Waste has to be stored before collection and final disposal, and should not accumulate in corridors, wards or places that are accessible to the general public (3). However, in all studied health centers, there were no separate places for storing HCW temporarily before it is taken to final disposal or treatment site.

Safe transportation of high-risk HCW items such as sharps and infectious wastes is needed to prevent accidental injuries and infection to anyone who comes into contact with it during transit. Collection and transportation of medical waste must be carried out by trained personnel from authorized waste collection companies. Also, all containers should be covered and labeled as being bio-hazard according to WHO specifications. HCW should be collected daily and transported to temporary storage site or to final disposal site (15). In the studied health centers, different types of healthcare wastes such as infectious and general wastes were not transported separately with separate transporting device. More than half of the studied health centers had transporting containers which were not appropriately sealed and treated with disinfectants. All of the findings in relation with storage, collection and transportation of HCW did not correspond with the requirement by the WHO and national guidelines for daily and frequent collection and transportation of clinical waste (16).

A result from this study revealed that out of the total health centers assessed, 5 of them had functional incinerator during data collection time with a number of limitations. However all the 5 health centers used incinerator as disposal method of different unidentified wastes including non-combustible waste. The remaining 5 health centers use open burning for removing wastes from the environment. This result was similar with the results of other studies done in Ethiopia by the MoH in 16 health centers and 48 clinics where most of them had no proper liquid waste and solid waste disposal facilities (17) and Gojjam Zone (11). Thus, it was not coherent with the national rule and regulations of HCWM system. This may be associated with lack of well-organized working committee, low budget for HCWM, and absence of healthcare waste management rules and regulations in all health centers (10).

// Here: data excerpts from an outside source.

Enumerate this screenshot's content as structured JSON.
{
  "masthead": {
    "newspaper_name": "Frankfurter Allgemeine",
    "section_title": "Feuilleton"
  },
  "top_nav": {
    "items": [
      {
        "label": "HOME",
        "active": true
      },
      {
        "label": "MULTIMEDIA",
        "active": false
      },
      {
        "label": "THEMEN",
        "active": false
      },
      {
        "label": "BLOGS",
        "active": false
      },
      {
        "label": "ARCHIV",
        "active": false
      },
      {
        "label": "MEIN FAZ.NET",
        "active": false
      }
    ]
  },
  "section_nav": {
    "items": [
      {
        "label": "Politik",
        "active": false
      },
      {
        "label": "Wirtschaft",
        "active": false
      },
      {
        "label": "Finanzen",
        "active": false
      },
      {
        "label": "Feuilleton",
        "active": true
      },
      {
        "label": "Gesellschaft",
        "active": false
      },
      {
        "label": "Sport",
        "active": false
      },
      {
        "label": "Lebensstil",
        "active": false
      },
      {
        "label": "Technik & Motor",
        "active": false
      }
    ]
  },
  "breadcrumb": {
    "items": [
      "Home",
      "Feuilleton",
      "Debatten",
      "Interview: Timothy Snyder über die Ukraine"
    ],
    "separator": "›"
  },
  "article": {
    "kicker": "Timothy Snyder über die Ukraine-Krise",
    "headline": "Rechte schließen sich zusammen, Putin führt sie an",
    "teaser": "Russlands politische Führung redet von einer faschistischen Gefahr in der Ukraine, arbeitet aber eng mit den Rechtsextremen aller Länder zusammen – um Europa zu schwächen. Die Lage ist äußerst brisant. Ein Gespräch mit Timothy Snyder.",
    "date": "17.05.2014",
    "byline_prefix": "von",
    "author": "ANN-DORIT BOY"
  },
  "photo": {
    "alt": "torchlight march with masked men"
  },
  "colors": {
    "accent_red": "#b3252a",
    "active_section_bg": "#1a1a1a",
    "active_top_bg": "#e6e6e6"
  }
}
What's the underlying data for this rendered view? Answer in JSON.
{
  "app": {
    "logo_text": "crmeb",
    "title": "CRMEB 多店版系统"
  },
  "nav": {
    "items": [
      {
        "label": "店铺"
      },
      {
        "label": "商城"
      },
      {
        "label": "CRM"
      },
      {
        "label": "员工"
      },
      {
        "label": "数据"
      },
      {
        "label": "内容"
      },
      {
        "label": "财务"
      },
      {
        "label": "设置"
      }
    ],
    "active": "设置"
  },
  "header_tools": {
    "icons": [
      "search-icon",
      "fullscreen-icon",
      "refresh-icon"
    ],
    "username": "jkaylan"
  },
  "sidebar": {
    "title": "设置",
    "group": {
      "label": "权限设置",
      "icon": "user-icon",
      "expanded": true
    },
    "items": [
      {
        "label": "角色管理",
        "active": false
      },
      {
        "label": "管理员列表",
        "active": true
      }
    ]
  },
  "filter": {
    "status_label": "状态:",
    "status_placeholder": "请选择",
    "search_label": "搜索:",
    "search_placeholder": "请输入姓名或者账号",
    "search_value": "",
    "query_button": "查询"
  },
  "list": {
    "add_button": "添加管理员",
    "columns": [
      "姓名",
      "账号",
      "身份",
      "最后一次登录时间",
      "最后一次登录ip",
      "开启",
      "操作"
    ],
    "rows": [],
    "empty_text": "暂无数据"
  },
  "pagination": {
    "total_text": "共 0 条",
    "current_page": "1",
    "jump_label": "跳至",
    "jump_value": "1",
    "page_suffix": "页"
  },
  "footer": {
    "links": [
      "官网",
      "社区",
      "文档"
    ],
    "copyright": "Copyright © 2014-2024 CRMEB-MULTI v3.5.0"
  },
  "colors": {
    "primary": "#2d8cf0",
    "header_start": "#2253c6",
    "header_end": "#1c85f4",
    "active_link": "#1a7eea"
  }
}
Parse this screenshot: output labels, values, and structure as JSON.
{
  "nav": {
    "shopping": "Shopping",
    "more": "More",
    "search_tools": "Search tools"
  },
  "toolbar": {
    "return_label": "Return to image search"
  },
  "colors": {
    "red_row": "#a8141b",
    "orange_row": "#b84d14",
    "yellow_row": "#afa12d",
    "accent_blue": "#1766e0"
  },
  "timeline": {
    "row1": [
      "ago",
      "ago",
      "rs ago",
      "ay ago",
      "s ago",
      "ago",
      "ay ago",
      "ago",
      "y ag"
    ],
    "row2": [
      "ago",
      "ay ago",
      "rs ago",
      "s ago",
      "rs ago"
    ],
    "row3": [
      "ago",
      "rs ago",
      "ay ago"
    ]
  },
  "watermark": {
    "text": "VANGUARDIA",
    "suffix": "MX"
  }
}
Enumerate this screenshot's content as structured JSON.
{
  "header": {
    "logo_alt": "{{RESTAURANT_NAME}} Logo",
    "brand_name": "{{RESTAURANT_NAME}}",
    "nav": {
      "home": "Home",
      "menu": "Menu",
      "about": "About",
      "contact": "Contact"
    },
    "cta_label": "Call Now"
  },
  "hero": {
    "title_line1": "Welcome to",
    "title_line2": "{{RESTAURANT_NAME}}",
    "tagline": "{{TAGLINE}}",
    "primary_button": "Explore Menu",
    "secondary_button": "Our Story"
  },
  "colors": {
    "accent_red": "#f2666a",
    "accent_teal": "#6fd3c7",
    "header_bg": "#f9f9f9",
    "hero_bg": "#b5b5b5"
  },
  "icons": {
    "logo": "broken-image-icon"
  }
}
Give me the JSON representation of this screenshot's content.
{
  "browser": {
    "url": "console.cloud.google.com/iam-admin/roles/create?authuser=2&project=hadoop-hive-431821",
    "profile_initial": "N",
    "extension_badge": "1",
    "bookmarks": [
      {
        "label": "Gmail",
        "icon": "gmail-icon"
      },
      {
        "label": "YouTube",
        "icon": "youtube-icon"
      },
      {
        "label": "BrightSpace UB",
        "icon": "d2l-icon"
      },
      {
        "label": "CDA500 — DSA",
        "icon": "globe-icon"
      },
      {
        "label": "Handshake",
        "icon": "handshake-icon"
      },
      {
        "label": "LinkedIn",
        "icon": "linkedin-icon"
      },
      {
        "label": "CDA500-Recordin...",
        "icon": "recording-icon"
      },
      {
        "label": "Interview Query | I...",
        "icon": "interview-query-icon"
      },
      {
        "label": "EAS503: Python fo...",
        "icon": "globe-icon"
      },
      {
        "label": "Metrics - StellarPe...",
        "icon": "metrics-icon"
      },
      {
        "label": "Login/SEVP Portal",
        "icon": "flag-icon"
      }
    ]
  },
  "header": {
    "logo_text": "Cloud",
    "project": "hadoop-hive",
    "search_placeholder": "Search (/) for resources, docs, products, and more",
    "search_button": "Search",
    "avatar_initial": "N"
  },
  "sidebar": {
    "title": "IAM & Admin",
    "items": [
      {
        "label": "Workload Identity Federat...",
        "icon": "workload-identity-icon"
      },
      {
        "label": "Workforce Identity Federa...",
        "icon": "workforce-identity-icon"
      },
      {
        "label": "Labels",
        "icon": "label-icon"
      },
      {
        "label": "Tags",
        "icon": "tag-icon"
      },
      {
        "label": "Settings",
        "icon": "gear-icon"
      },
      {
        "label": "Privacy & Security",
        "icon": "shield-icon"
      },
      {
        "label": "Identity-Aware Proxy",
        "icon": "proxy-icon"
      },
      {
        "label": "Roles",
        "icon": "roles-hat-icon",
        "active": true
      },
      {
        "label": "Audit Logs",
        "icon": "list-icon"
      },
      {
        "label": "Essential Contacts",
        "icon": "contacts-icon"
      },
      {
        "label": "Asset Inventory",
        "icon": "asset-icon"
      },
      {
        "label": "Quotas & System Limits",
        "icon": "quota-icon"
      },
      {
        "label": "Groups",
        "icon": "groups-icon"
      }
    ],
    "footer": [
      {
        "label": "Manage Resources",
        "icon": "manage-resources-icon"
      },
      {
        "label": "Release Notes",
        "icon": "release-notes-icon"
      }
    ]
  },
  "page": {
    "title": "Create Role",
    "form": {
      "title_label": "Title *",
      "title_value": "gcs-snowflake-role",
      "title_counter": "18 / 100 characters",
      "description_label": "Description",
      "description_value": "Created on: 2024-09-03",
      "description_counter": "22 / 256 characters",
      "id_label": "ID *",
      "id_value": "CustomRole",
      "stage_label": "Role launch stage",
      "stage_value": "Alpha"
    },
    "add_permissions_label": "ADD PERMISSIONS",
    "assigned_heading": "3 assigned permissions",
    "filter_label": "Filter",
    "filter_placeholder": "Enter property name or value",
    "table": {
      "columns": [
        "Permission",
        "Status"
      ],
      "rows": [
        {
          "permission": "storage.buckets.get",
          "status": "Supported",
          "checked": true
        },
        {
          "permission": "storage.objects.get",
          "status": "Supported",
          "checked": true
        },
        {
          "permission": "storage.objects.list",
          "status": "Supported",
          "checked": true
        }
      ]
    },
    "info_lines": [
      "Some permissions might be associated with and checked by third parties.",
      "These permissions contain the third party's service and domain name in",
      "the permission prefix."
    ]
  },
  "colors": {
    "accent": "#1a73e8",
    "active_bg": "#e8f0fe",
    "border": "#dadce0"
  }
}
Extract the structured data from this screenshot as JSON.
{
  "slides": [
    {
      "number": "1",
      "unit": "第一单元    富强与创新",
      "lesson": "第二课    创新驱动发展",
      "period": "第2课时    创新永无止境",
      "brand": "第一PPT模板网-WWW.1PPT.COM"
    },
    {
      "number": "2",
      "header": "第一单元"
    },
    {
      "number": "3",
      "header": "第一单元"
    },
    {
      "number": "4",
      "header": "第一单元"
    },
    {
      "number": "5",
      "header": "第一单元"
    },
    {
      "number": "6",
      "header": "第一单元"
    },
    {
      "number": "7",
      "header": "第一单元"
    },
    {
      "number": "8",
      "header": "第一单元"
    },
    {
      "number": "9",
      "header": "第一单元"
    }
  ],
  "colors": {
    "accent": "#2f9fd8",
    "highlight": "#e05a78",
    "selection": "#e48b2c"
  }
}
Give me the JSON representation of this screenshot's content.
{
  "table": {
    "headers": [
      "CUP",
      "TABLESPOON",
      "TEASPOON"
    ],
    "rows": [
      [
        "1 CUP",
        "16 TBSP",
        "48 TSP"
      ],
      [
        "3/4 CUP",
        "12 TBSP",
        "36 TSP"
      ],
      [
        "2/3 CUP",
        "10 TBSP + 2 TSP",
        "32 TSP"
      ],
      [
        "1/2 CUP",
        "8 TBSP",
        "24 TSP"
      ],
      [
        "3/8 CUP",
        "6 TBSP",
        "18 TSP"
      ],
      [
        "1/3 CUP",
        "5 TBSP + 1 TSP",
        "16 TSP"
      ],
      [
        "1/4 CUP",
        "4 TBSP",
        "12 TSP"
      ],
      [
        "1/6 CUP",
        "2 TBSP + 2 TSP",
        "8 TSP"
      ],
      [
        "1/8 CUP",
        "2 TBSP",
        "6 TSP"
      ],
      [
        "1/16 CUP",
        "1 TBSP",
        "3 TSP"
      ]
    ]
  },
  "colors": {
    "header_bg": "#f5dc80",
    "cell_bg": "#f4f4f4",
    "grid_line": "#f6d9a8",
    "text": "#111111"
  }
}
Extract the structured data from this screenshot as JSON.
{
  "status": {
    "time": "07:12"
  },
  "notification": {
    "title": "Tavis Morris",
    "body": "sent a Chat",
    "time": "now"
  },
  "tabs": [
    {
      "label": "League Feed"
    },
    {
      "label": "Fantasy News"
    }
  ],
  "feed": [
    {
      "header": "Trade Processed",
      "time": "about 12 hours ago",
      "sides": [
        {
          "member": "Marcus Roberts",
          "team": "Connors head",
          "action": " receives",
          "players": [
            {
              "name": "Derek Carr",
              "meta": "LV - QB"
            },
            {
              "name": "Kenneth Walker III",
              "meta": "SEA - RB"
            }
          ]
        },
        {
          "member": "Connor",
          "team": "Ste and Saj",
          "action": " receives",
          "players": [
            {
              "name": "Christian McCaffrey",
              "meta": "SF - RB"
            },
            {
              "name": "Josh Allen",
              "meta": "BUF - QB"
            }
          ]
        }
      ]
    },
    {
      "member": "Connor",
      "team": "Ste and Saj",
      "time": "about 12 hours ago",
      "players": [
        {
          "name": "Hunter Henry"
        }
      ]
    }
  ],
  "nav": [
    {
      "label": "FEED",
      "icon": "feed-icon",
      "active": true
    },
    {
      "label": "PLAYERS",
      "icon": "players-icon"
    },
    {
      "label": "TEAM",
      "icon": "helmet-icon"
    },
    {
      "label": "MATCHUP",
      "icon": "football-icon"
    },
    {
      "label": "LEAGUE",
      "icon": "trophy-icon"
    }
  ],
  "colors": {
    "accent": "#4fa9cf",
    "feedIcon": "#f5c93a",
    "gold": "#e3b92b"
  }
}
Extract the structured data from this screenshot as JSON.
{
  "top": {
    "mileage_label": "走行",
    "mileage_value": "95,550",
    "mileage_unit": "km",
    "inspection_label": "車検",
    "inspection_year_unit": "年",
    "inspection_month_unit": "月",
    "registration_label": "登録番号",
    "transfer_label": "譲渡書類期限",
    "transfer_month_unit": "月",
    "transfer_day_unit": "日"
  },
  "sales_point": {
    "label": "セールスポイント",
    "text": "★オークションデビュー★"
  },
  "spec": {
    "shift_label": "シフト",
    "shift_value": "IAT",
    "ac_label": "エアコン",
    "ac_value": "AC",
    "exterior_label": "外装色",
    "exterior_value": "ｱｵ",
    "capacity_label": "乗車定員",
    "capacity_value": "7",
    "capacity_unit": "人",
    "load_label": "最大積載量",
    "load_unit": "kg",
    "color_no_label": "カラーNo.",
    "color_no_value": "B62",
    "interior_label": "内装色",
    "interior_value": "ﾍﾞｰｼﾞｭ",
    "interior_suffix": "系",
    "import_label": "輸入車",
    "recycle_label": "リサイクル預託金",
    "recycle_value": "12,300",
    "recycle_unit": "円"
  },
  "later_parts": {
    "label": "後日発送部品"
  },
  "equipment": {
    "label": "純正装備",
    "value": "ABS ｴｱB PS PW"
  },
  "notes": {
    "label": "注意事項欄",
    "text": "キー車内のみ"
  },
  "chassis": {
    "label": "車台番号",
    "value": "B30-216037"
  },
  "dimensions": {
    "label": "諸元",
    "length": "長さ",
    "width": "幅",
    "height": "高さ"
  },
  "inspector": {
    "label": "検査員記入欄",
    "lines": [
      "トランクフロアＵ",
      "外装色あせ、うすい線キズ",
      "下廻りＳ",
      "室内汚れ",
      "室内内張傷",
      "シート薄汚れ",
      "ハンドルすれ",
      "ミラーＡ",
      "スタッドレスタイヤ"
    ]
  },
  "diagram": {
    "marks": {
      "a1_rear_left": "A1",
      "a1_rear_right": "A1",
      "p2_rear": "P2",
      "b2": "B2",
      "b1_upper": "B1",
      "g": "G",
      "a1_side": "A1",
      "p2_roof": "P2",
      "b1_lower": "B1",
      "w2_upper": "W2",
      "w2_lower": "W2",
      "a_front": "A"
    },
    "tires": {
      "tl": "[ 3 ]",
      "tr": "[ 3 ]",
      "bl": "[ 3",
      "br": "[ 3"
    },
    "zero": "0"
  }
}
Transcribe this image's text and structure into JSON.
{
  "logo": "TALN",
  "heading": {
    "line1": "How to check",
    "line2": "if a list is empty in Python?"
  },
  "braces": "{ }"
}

The mean healthcare waste generation in this study was not in line with the estimated norms of WHO. This is associated with poor practice of waste segregation at source of generation as well as non-integrated waste management system. Healthcare waste management practice includes all activities starting from on-site waste minimization. According to our results, the commonest observed problems were poor or inadequate onsite segregation, collection and transportation practice. Local and federal government shall work to halt the problem.